Finding my way
The past couple of days have been spent in Abilene without my parents. I truly believe I have found myself in these past few days. It's not that I didn't know before who I was or where my passions were, it was simply that I seemed to have forgotten. I had forgotten the simple joys of playing with children or holding them while they lay their head on your shoulder and say "I love you." I had forgotten the joys of family stories and family bonding and family traditions, even 42. I seem to have forgotten the simple peace of being outside on a Texas night, enjoying the dark and the sky and the breeze that comes in after the sun sets. I think I forgot about me. I forgot about the things I love and find such simple happiness in. I forgot that it doesn't matter what I do or where I go, I can't change who I am or where I come from or what I love.

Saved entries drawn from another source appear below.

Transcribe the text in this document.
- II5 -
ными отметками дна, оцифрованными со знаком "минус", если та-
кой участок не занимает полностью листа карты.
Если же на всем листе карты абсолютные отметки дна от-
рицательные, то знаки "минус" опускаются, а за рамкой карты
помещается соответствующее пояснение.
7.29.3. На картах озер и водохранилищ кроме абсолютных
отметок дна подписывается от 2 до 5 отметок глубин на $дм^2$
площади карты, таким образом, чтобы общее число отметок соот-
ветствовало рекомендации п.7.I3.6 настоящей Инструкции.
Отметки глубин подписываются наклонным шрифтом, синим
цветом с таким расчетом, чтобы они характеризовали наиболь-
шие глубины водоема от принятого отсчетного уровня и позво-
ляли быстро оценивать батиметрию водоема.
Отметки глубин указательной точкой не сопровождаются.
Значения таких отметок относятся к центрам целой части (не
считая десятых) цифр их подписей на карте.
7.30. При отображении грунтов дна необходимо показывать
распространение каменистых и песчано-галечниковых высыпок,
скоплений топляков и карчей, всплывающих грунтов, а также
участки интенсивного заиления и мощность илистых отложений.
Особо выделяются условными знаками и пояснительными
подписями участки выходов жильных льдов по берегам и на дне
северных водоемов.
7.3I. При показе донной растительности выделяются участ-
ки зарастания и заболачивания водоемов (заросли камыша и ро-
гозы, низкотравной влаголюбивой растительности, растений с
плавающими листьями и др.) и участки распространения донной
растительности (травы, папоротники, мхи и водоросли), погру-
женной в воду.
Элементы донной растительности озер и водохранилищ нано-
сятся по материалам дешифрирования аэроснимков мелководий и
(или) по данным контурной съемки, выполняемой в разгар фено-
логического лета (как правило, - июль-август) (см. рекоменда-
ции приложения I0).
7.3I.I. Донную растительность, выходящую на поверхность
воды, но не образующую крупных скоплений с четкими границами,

Saturday night I will fall asleep in the first room to the right, my room, to a loud TV blaring behind my head through the log wall that bears no insulation. I will wake up Sunday morning to the radio. I will lie in bed listening to the clocks chime, not in unison, but in staggered rhythms. I will count each chime to realize I still have another hour of sleep left at least. I will get up and shower in the muggiest of bathrooms. I will fight the fog to put on make-up, give up and use the dim light of my bedroom to struggle with daily routines in the vanity mirror. I will rush to get my clothes picked out and put on, hurridly grab my Bible and sit in the car for 45 minutes as we drive to a small country church where all 20 members are related. My mom and I will be the only visitors. We will sing old Church of Christ hymns, possibly slightly off key and with the accompaniment of that one particular tone deaf soprano. Papaw will preach a mostly coherent sermon, though it is likely I will lose his train of thought at least at one point. Everything will be Biblical and be worthy of my time, though it may seem at times that the message skips around and is a bit sparatic. We will be greeted and sent off with great joy. We will have a modest lunch and then we will all curl up for afternoon naps. The week will be filled with Chinese checkers, fishing in the pond, making rolls and donuts and learning the craft of fried pies. Each day will begin with the blare of a radio and end with the peaceful chirps of crickets and the flicker of fireflies. I will sink into bed, read for a while then switch off the lamp. The clocks will chime and I will fall asleep at peace...at home. I want to go home. I want to go have a week where I don't work. A week where I spend time with precious family and dear friends. I won't be ready to leave when my time is over there, but then I'll come back to my other home. That will be ok too. I just want to go home.
Another summer day
Is come and gone away
In Paris and Rome
But I wanna go home...
I gotta go home
Let me go home
It will all right
I’ll be home tonight
I’m coming back home
-Michael Buble, "Home"
Saturday night I will fall asleep in the first room to the right, my room, to a loud TV blaring behind my head through the log wall that bears no insulation. I will wake up Sunday morning to the radio. I will lie in bed listening to the clocks chime, not in unison, but in staggered rhythms. I will count each chime to realize I still have another hour of sleep left at least. I will get up and shower in the muggiest of bathrooms. I will fight the fog to put on make-up, give up and use the dim light of my bedroom to struggle with daily routines in the vanity mirror. I will rush to get my clothes picked out and put on, hurridly grab my Bible and sit in the car for 45 minutes as we drive to a small country church where all 20 members are related. My mom and I will be the only visitors. We will sing old Church of Christ hymns, possibly slightly off key and with the accompaniment of that one particular tone deaf soprano. Papaw will preach a mostly coherent sermon, though it is likely I will lose his train of thought at least at one point. Everything will be Biblical and be worthy of my time, though it may seem at times that the message skips around and is a bit sparatic. We will be greeted and sent off with great joy. We will have a modest lunch and then we will all curl up for afternoon naps. The week will be filled with Chinese checkers, fishing in the pond, making rolls and donuts and learning the craft of fried pies. Each day will begin with the blare of a radio and end with the peaceful chirps of crickets and the flicker of fireflies. I will sink into bed, read for a while then switch off the lamp. The clocks will chime and I will fall asleep at peace...at home. I want to go home. I want to go have a week where I don't work. A week where I spend time with precious family and dear friends. I won't be ready to leave when my time is over there, but then I'll come back to my other home. That will be ok too. I just want to go home.
Is come and gone away
In Paris and Rome
But I wanna go home...
I gotta go home
Let me go home
It will all right
I’ll be home tonight
I’m coming back home
-Michael Buble, "Home"
1 Comments:
At 11:38 AM, pawatson said…
Hey, Sweetie! It is amazing how much this trip has been a "coming Home" for me. I hope it will be the same for you. I'm learning how simple life is in the country and how much that speaks to my heart. We all need a place like that and I'm glad you see this as that kind of place. I'm looking forward to your being here. Travel safely. I love you.